In our recent piece in Mobilities, we argue for a counter-hegemonic strategy to build urban citizenship as mobile commons. Cities emerge as the junctions where mobile populations meet the abrupt and concentrated manifestations of climate change and resource constraints as well as facing the intermesh of austerity, authoritarian populism and their xenophobic residues. Rather than accepting the immobile forms of citizenship as the norm, we argue urban space matters in responding to intertwined challenges of climate change and human mobility. Similarly, power matters in responding to exclusionary forms of responses to these challenges and radical grassroots actions matter as contingent possibilities of reframing the urban citizenship as mobile commons. Building on mobility justice and climate justice, we suggest that such reframing inevitably encompasses both new scalar imaginations and a solid, material right to the city. Going against the grain of territorially bounded notions of citizenship, we argue that the Anthropocene calls for a radically different urban reality that is open and unfixed for all. While the far-right wing nationalists propose a cheap notion of citizenship, where belonging is more a matter of identity against some “others” rather than of positive rights, the urban notion of citizenship is the opposite of such sedentary identity because it fosters a community of diverse people who nonetheless share a collective space and a political project.

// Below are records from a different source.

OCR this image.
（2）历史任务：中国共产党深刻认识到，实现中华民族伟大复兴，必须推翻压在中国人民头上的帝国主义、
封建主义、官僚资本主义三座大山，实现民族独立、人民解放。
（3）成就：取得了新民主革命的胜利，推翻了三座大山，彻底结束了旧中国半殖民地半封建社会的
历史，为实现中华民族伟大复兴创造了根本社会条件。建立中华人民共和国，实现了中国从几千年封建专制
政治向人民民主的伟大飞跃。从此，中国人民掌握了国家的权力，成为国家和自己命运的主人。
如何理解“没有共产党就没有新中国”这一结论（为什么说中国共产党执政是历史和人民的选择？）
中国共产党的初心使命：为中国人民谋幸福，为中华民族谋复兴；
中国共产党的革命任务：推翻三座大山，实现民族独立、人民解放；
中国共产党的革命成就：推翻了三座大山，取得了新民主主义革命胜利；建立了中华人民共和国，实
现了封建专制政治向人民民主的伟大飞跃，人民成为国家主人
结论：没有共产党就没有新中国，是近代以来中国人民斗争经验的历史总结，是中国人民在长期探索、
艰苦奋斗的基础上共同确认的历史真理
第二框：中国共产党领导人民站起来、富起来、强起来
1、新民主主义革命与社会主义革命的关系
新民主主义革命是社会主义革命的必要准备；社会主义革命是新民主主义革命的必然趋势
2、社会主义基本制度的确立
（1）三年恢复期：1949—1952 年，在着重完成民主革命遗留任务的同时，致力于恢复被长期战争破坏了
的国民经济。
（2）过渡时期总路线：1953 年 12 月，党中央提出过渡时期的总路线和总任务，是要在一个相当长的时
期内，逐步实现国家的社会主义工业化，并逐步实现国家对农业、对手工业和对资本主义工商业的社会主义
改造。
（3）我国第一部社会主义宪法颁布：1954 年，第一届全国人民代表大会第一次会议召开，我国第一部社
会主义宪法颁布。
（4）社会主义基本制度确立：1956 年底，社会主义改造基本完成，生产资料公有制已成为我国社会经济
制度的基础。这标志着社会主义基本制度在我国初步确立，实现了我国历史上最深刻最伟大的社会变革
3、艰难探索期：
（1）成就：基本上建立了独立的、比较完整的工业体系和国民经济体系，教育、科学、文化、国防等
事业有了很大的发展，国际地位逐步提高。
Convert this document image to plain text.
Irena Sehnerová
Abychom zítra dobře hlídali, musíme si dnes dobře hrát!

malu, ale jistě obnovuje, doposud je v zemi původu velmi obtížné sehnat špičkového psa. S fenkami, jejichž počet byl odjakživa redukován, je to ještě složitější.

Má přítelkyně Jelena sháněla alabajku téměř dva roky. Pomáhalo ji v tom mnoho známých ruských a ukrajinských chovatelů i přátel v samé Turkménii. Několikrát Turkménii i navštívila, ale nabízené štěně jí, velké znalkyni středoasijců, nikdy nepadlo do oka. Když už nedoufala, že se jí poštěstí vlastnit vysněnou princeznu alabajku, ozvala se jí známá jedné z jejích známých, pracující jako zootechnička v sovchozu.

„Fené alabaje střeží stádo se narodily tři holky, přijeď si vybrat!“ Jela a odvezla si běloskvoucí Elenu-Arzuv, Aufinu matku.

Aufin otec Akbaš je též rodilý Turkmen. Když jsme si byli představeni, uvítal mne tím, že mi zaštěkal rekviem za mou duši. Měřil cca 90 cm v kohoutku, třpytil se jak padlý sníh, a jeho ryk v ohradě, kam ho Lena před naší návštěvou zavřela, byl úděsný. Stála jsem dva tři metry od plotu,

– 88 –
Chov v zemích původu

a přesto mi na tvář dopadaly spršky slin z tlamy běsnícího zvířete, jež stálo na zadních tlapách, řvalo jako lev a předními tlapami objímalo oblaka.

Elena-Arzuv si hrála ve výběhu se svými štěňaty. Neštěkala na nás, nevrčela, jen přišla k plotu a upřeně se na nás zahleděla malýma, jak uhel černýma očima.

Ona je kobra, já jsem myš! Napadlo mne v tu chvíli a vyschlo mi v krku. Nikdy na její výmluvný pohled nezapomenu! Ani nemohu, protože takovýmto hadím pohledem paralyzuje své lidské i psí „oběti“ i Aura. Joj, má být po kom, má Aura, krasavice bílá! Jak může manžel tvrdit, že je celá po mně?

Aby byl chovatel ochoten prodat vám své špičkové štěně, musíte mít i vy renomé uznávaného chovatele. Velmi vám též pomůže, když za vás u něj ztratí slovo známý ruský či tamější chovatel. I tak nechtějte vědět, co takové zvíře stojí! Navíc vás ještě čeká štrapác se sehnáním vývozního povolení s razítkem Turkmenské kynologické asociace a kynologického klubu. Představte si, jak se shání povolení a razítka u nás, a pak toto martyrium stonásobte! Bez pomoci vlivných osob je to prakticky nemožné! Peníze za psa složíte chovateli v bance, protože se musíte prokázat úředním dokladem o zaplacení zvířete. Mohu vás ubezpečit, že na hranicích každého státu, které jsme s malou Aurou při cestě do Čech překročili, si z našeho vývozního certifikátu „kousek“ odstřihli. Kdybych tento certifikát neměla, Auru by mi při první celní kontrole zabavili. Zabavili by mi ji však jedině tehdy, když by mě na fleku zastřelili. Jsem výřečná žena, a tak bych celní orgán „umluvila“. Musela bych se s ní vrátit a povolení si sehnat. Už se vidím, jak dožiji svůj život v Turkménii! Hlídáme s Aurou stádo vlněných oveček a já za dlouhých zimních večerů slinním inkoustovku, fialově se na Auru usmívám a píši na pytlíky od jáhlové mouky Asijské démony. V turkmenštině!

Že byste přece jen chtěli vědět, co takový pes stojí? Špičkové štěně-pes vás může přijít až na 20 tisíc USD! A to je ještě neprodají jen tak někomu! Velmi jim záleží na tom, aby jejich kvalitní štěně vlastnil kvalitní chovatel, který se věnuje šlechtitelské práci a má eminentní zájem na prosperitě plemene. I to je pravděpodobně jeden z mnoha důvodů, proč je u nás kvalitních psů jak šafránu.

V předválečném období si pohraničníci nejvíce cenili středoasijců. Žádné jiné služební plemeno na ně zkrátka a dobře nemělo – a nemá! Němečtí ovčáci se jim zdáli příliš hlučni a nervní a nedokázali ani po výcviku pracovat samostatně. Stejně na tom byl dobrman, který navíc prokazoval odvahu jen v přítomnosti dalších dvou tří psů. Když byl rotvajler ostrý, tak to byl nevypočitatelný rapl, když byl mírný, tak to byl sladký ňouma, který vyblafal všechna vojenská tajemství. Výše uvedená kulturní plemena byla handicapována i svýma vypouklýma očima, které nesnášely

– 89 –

Commoning urban citizenship, therefore, becomes a political strategy to push for such a power shift to enact spatial and social transformations in making mobility the norm and not the exception. We believe that the power of urban citizenship as mobile commons lies at the very possibilities it can trigger in disenfranchising the physical, political, economic and social borders within and between nation states. Addressing Anthropocene mobilities require no less than such a bold shift in citizenship and with this call for a bold shift, we cannot but turn to the yet open question Gramsci once posed: “How can the present be welded to the future, so that while satisfying the urgent necessities of the one we may work effectively to create and ‘anticipate’ the other?”